The Chief Constable Matt Baggott has failed in a major legal challenge to the disclosure of secret reports into alleged shoot-to-kill cases in Northern Ireland.

A High Court judge ruled that senior coroner John Leckey was right to decide next-of-kin should be allowed to see edited versions of the probes into a series of controversial RUC shootings 28 years ago.

Campaigners described Mr Justice Gillen’s verdict as an important victory for the families.

The case involves six people, including IRA men, INLA suspects and a Catholic teenager, who were all shot dead around Lurgan and Armagh in 1982.

An investigation into whether police planned to kill them was carried out by former Greater Manchester Police Deputy Chief Constable John Stalker and Sir Colin Sampson of the West Yorkshire Police.

The Stalker/Sampson reports have never been made public.

The coroner’s probe has also widened to include the deaths of three RUC officers killed by an IRA landmine the same year.

Lawyers for the Chief Constable were seeking to judicially review Mr Leckey’s direction for the handing over of “redacted” copies of the two reports.

Police insisted the reports should not be disclosed, and then forwarded to next of kin, without the coroner first ruling on the relevance of the papers.

They wanted Mr Leckey’s determination quashed, arguing that it would impede applications for any Public Interest Immunity certificates.

But dismissing the police application, Mr Justice Gillen held that the Coroner must have a wide-ranging discretion as to how he conducts his inquiry.

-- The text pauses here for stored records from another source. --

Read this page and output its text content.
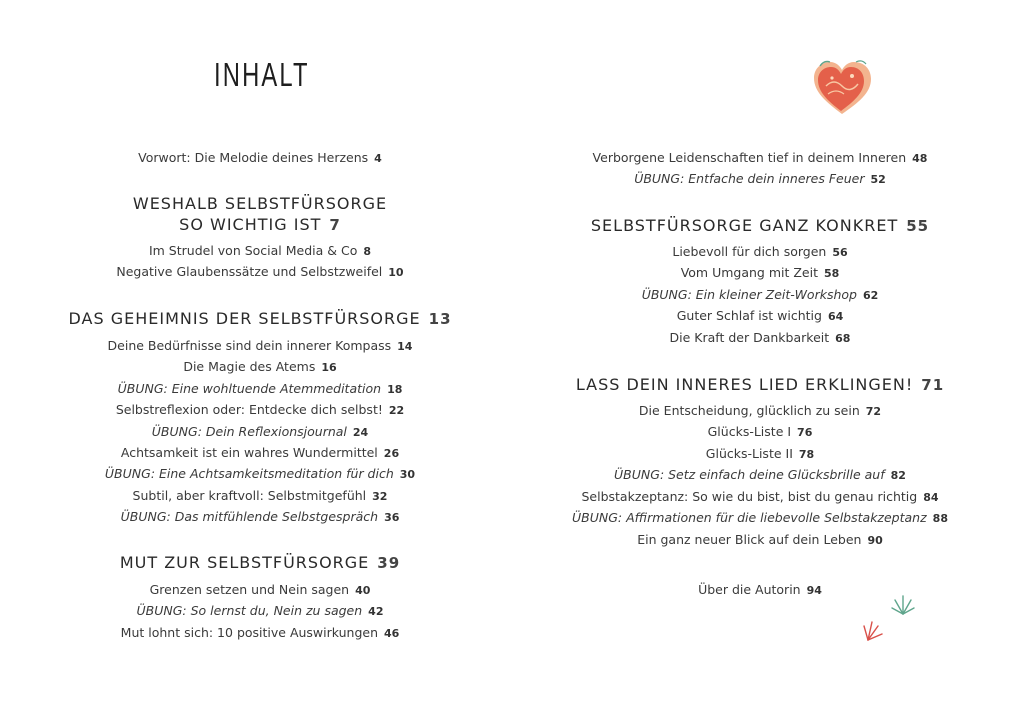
INHALT
Vorwort: Die Melodie deines Herzens 4
WESHALB SELBSTFÜRSORGE
SO WICHTIG IST 7
Im Strudel von Social Media & Co 8
Negative Glaubenssätze und Selbstzweifel 10
DAS GEHEIMNIS DER SELBSTFÜRSORGE 13
Deine Bedürfnisse sind dein innerer Kompass 14
Die Magie des Atems 16
ÜBUNG: Eine wohltuende Atemmeditation 18
Selbstreflexion oder: Entdecke dich selbst! 22
ÜBUNG: Dein Reflexionsjournal 24
Achtsamkeit ist ein wahres Wundermittel 26
ÜBUNG: Eine Achtsamkeitsmeditation für dich 30
Subtil, aber kraftvoll: Selbstmitgefühl 32
ÜBUNG: Das mitfühlende Selbstgespräch 36
MUT ZUR SELBSTFÜRSORGE 39
Grenzen setzen und Nein sagen 40
ÜBUNG: So lernst du, Nein zu sagen 42
Mut lohnt sich: 10 positive Auswirkungen 46
Verborgene Leidenschaften tief in deinem Inneren 48
ÜBUNG: Entfache dein inneres Feuer 52
SELBSTFÜRSORGE GANZ KONKRET 55
Liebevoll für dich sorgen 56
Vom Umgang mit Zeit 58
ÜBUNG: Ein kleiner Zeit-Workshop 62
Guter Schlaf ist wichtig 64
Die Kraft der Dankbarkeit 68
LASS DEIN INNERES LIED ERKLINGEN! 71
Die Entscheidung, glücklich zu sein 72
Glücks-Liste I 76
Glücks-Liste II 78
ÜBUNG: Setz einfach deine Glücksbrille auf 82
Selbstakzeptanz: So wie du bist, bist du genau richtig 84
ÜBUNG: Affirmationen für die liebevolle Selbstakzeptanz 88
Ein ganz neuer Blick auf dein Leben 90
Über die Autorin 94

He said: “If inquests are to maintain public confidence, put minds at rest and answer the questions of the families who are bereaved, it is vital to ensure that the interested parties/next of kin can participate in an informed, open and transparent fashion on an equal footing with all other parties throughout the various stages of the inquest including, at the very outset of the process, the very scope of the inquest.

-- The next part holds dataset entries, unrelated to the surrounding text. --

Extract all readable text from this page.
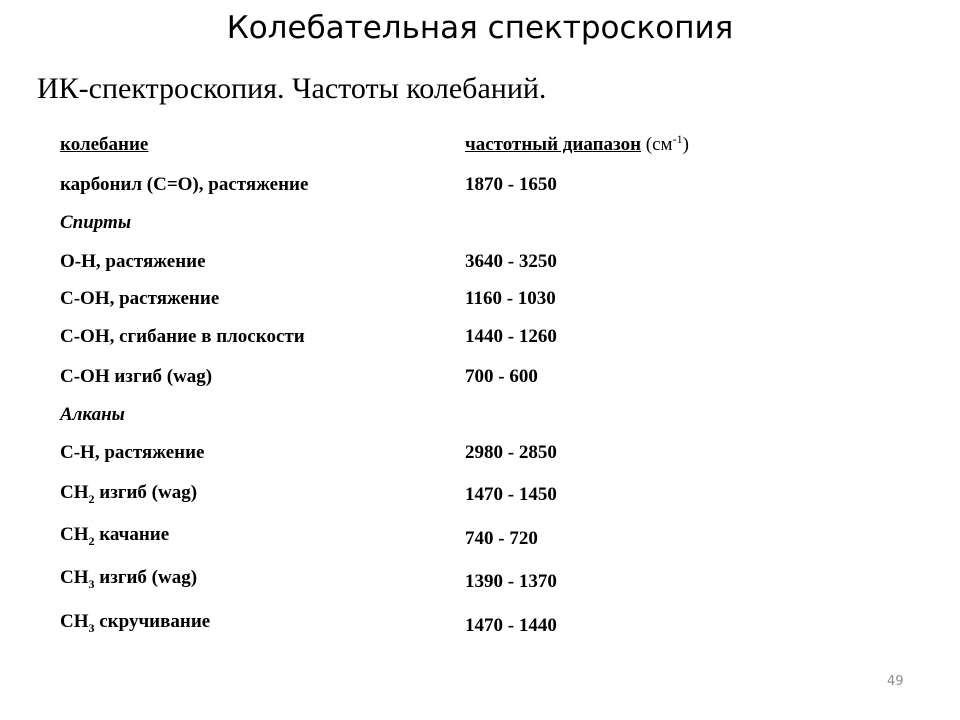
Колебательная спектроскопия
ИК-спектроскопия. Частоты колебаний.
колебание	частотный диапазон $(см^{-1})$
карбонил (C=O), растяжение	1870 - 1650
Спирты
O-H, растяжение	3640 - 3250
C-OH, растяжение	1160 - 1030
C-OH, сгибание в плоскости	1440 - 1260
C-OH изгиб (wag)	700 - 600
Алканы
C-H, растяжение	2980 - 2850
$CH_2$ изгиб (wag)	1470 - 1450
$CH_2$ качание	740 - 720
$CH_3$ изгиб (wag)	1390 - 1370
$CH_3$ скручивание	1470 - 1440
49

“This can only be achieved where appropriate disclosure has been made of potentially relevant material.”

The judge acknowledged how next of kin may be in a “unique position” to help the coroner pursue avenues and throw new light on material.

He accepted arguments by Frank O’Donoghue QC, for Mr Leckey “that the need for a public investigation, in this instance into issues surrounding the allegation that the State has a shoot-to-kill policy, requires the coroner to view disclosure in a generous light to enable informed representations to be made by the notice parties as to the scope of the inquest itself.”

Lawyers representing the families of Gervaise McKerr, Eugene Toman and Sean Burns have welcomed the High Court judgment dismissing the Chief Constable’s application.

“It is now over 15 years since this Inquest had to be abandoned by the Coroner because of the then RUC Chief Constable Hugh Annesley refusal to disclose the Stalker / Sampson’s report into the circumstances surrounding these killings”, Fearghal Shiels of Madden & Finucane Solicitors said.

“The new Chief Constable should now disclose the report without further delay or prevarication in order that the full truth can finally be established about these events.”

A police spokeswoman said: “We are taking time to consider the judgment in detail.”